Writing in the Los Angeles Times, Kathryn Bigelow said she personally opposed any use of torture, but said it was a part of the decade-long hunt for the al Qaeda leader that the film could not ignore.
“Those of us who work in the arts know that depiction is not endorsement,” Bigelow wrote of criticism of the movie’s torture scenes from Washington politicians, the media and human rights groups.
“I do wonder if some of the sentiments alternately expressed about the film might be more appropriately directed at those who instituted and ordered these U.S. policies, as opposed to a motion picture that brings the story to the screen,” said Bigelow, who won two Oscars in 2010 for her Iraq war movie “The Hurt Locker.”
“Zero Dark Thirty” was nominated last week for five Academy Awards in February, including best picture, screenplay and actress for Jessica Chastain.
But Bigelow was overlooked in the directing category in a snub that many Hollywood awards watchers attributed to weeks of negative publicity over the film.
A group of senators in December chided distributor Sony Pictures in a letter, calling the film “grossly inaccurate and misleading” for suggesting torture helped the United States capture bin Laden in May 2011.
Actor David Clennon, a member of the Academy of Motion Picture Arts and Sciences that selects Oscar winners, has urged fellow members not vote for the movie, accusing it of promoting torture.
However, in its first week of nationwide release, the movie topped the North American box office on Sunday, taking in $24 million.
Bigelow said her personal belief was that “Osama bin Laden was found due to ingenious detective work.
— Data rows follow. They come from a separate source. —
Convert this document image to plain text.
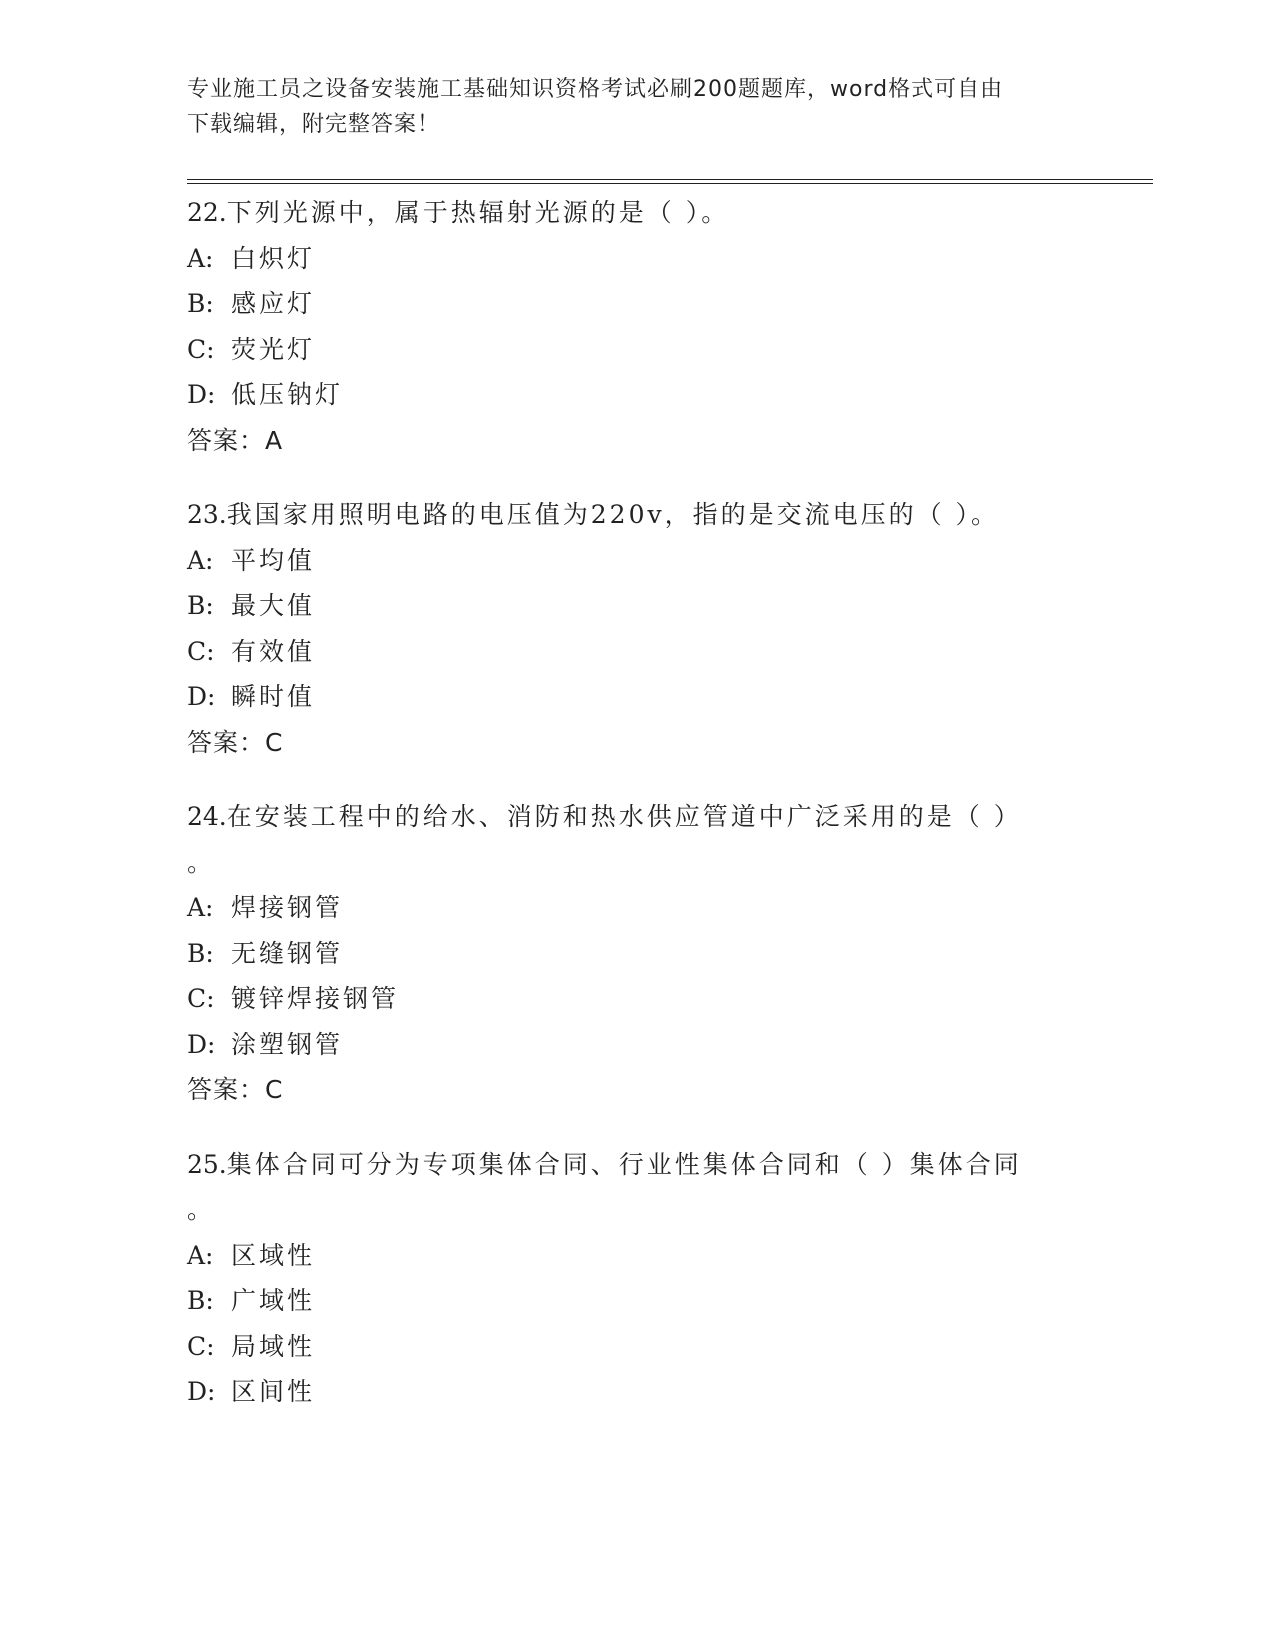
专业施工员之设备安装施工基础知识资格考试必刷200题题库，word格式可自由
下载编辑，附完整答案！
22.下列光源中，属于热辐射光源的是（ ）。
A: 白炽灯
B: 感应灯
C: 荧光灯
D: 低压钠灯
答案：A
23.我国家用照明电路的电压值为220v，指的是交流电压的（ ）。
A: 平均值
B: 最大值
C: 有效值
D: 瞬时值
答案：C
24.在安装工程中的给水、消防和热水供应管道中广泛采用的是（ ）
。
A: 焊接钢管
B: 无缝钢管
C: 镀锌焊接钢管
D: 涂塑钢管
答案：C
25.集体合同可分为专项集体合同、行业性集体合同和（ ）集体合同
。
A: 区域性
B: 广域性
C: 局域性
D: 区间性
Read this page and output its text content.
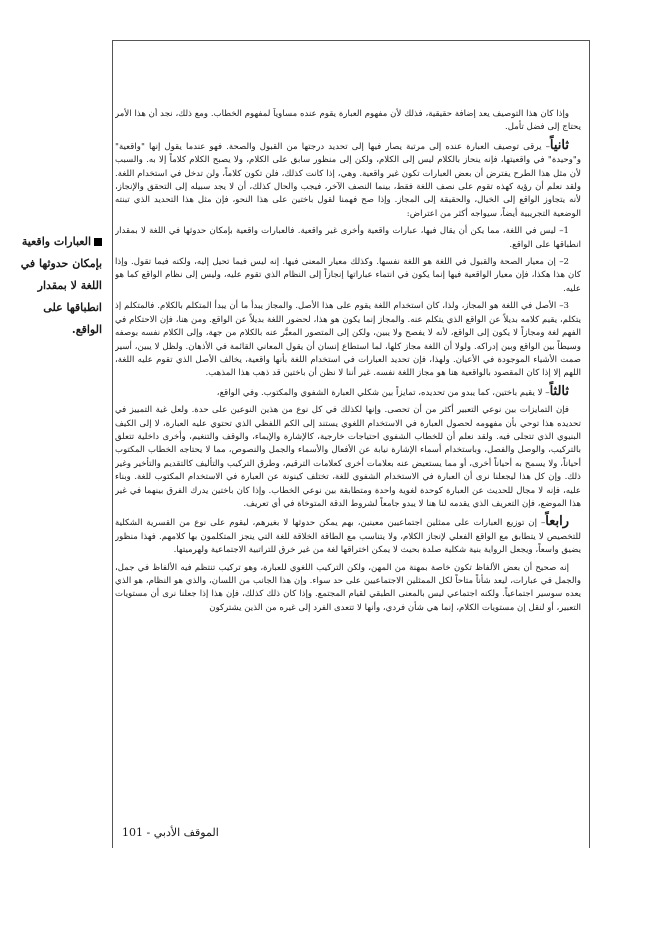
العبارات واقعية بإمكان حدوثها في اللغة لا بمقدار انطباقها على الواقع.

وإذا كان هذا التوصيف يعد إضافة حقيقية، فذلك لأن مفهوم العبارة يقوم عنده مساوياً لمفهوم الخطاب. ومع ذلك، نجد أن هذا الأمر يحتاج إلى فضل تأمل.

ثانياً– يرقى توصيف العبارة عنده إلى مرتبة يصار فيها إلى تحديد درجتها من القبول والصحة. فهو عندما يقول إنها "واقعية" و"وحيدة" في واقعيتها، فإنه ينحاز بالكلام ليس إلى الكلام، ولكن إلى منظور سابق على الكلام، ولا يصبح الكلام كلاماً إلا به. والسبب لأن مثل هذا الطرح يفترض أن بعض العبارات تكون غير واقعية. وهي، إذا كانت كذلك، فلن تكون كلاماً، ولن تدخل في استخدام اللغة. ولقد نعلم أن رؤية كهذه تقوم على نصف اللغة فقط، بينما النصف الآخر، فيجب والحال كذلك، أن لا يجد سبيله إلى التحقق والإنجاز، لأنه يتجاوز الواقع إلى الخيال، والحقيقة إلى المجاز. وإذا صح فهمنا لقول باختين على هذا النحو، فإن مثل هذا التحديد الذي تبنته الوضعية التجريبية أيضاً، سيواجه أكثر من اعتراض:

1– ليس في اللغة، مما يكن أن يقال فيها، عبارات واقعية وأخرى غير واقعية. فالعبارات واقعية بإمكان حدوثها في اللغة لا بمقدار انطباقها على الواقع.

2– إن معيار الصحة والقبول في اللغة هو اللغة نفسها. وكذلك معيار المعنى فيها. إنه ليس فيما تحيل إليه، ولكنه فيما تقول. وإذا كان هذا هكذا، فإن معيار الواقعية فيها إنما يكون في انتماء عباراتها إنجازاً إلى النظام الذي تقوم عليه، وليس إلى نظام الواقع كما هو عليه.

3– الأصل في اللغة هو المجاز، ولذا، كان استخدام اللغة يقوم على هذا الأصل. والمجاز يبدأ ما أن يبدأ المتكلم بالكلام. فالمتكلم إذ يتكلم، يقيم كلامه بديلاً عن الواقع الذي يتكلم عنه. والمجاز إنما يكون هو هذا، لحضور اللغة بديلاً عن الواقع. ومن هنا، فإن الاحتكام في الفهم لغة ومجازاً لا يكون إلى الواقع، لأنه لا يفصح ولا يبين، ولكن إلى المتصور المعبَّر عنه بالكلام من جهة، وإلى الكلام نفسه بوصفه وسيطاً بين الواقع وبين إدراكه. ولولا أن اللغة مجاز كلها، لما استطاع إنسان أن يقول المعاني القائمة في الأذهان. ولظل لا يبين، أسير صمت الأشياء الموجودة في الأعيان. ولهذا، فإن تحديد العبارات في استخدام اللغة بأنها واقعية، يخالف الأصل الذي تقوم عليه اللغة، اللهم إلا إذا كان المقصود بالواقعية هنا هو مجاز اللغة نفسه. غير أننا لا نظن أن باختين قد ذهب هذا المذهب.

ثالثاً– لا يقيم باختين، كما يبدو من تحديده، تمايزاً بين شكلي العبارة الشفوي والمكتوب. وفي الواقع،

فإن التمايزات بين نوعي التعبير أكثر من أن تحصى. وإنها لكذلك في كل نوع من هذين النوعين على حدة. ولعل غية التمييز في تحديده هذا توحي بأن مفهومه لحصول العبارة في الاستخدام اللغوي يستند إلى الكم اللفظي الذي تحتوي عليه العبارة، لا إلى الكيف البنيوي الذي تتجلى فيه. ولقد نعلم أن للخطاب الشفوي احتياجات خارجية، كالإشارة والإيماء، والوقف والتنغيم، وأخرى داخلية تتعلق بالتركيب، والوصل والفصل، وباستخدام أسماء الإشارة نيابة عن الأفعال والأسماء والجمل والنصوص، مما لا يحتاجه الخطاب المكتوب أحياناً، ولا يسمح به أحياناً أخرى، أو مما يستعيض عنه بعلامات أخرى كعلامات الترقيم، وطرق التركيب والتأليف كالتقديم والتأخير وغير ذلك. وإن كل هذا ليجعلنا نرى أن العبارة في الاستخدام الشفوي للغة، تختلف كينونة عن العبارة في الاستخدام المكتوب للغة. وبناء عليه، فإنه لا مجال للحديث عن العبارة كوحدة لغوية واحدة ومتطابقة بين نوعي الخطاب. وإذا كان باختين يدرك الفرق بينهما في غير هذا الموضع، فإن التعريف الذي يقدمه لنا هنا لا يبدو جامعاً لشروط الدقة المتوخاة في أي تعريف.

رابعاً– إن توزيع العبارات على ممثلين اجتماعيين معينين، بهم يمكن حدوثها لا بغيرهم، ليقوم على نوع من القسرية الشكلية للتخصيص لا يتطابق مع الواقع الفعلي لإنجاز الكلام، ولا يتناسب مع الطاقة الخلاقة للغة التي ينجز المتكلمون بها كلامهم. فهذا منظور يضيق واسعاً، ويجعل الرواية بنية شكلية صلدة بحيث لا يمكن اختراقها لغة من غير خرق للتراتبية الاجتماعية ولهرميتها.

إنه صحيح أن بعض الألفاظ تكون خاصة بمهنة من المهن، ولكن التركيب اللغوي للعبارة، وهو تركيب تنتظم فيه الألفاظ في جمل، والجمل في عبارات، ليعد شأناً متاحاً لكل الممثلين الاجتماعيين على حد سواء. وإن هذا الجانب من اللسان، والذي هو النظام، هو الذي يعده سوسير اجتماعياً. ولكنه اجتماعي ليس بالمعنى الطبقي لقيام المجتمع. وإذا كان ذلك كذلك، فإن هذا إذا جعلنا نرى أن مستويات التعبير، أو لنقل إن مستويات الكلام، إنما هي شأن فردي، وأنها لا تتعدى الفرد إلى غيره من الذين يشتركون

الموقف الأدبي - 101
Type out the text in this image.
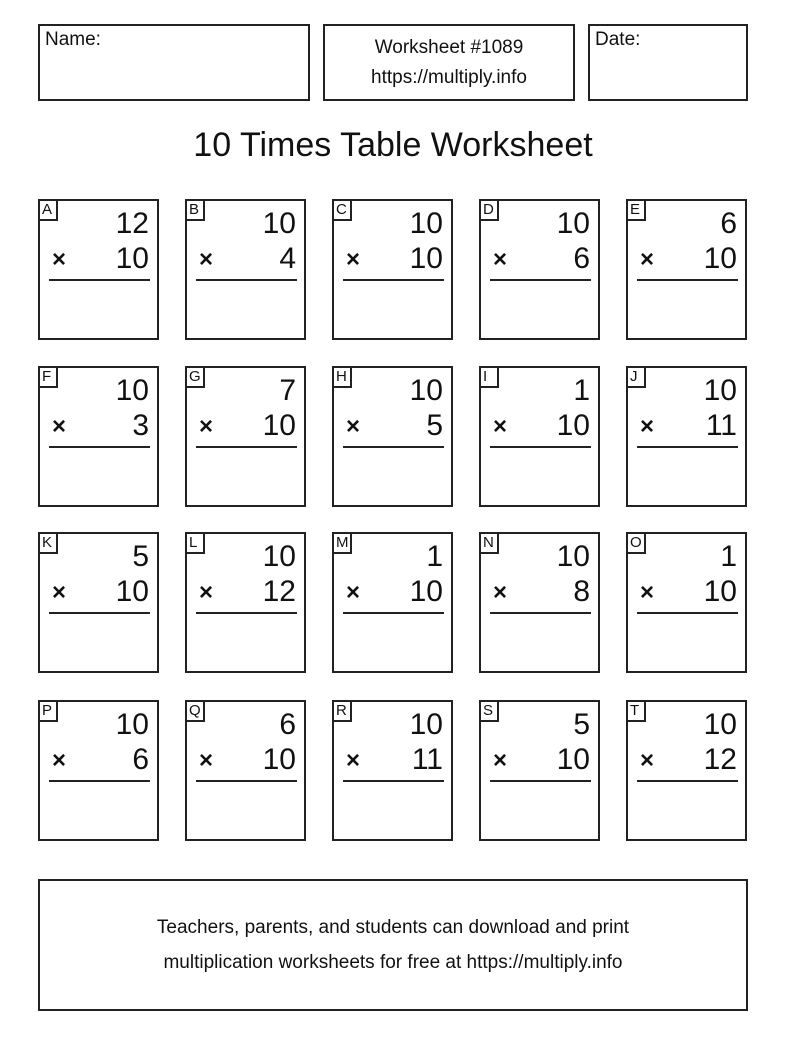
Name:	Worksheet #1089
https://multiply.info
Date:
10 Times Table Worksheet
A 12
× 10
B 10
× 4
C 10
× 10
D 10
× 6
E	6
× 10
F 10
× 3
G	7
× 10
H 10
× 5
I	1
× 10
J 10
× 11
K	5
× 10
L 10
× 12
M	1
× 10
N 10
× 8
O	1
× 10
P 10
× 6
Q	6
× 10
R 10
× 11
S	5
× 10
T 10
× 12
Teachers, parents, and students can download and print
multiplication worksheets for free at https://multiply.info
Torture was, however, as we all know, employed in the early years of the hunt. That doesn’t mean it was the key to finding bin Laden. It means it is a part of the story we couldn’t ignore. War, obviously, isn’t pretty, and we were not interested in portraying this military action as free of moral consequences.”
“Bin Laden wasn’t defeated by superheroes zooming down from the sky; he was defeated by ordinary Americans who fought bravely even as they sometimes crossed moral lines, who labored greatly and intently, who gave all of themselves in both victory and defeat, in life and in death, for the defense of this nation,” she concluded.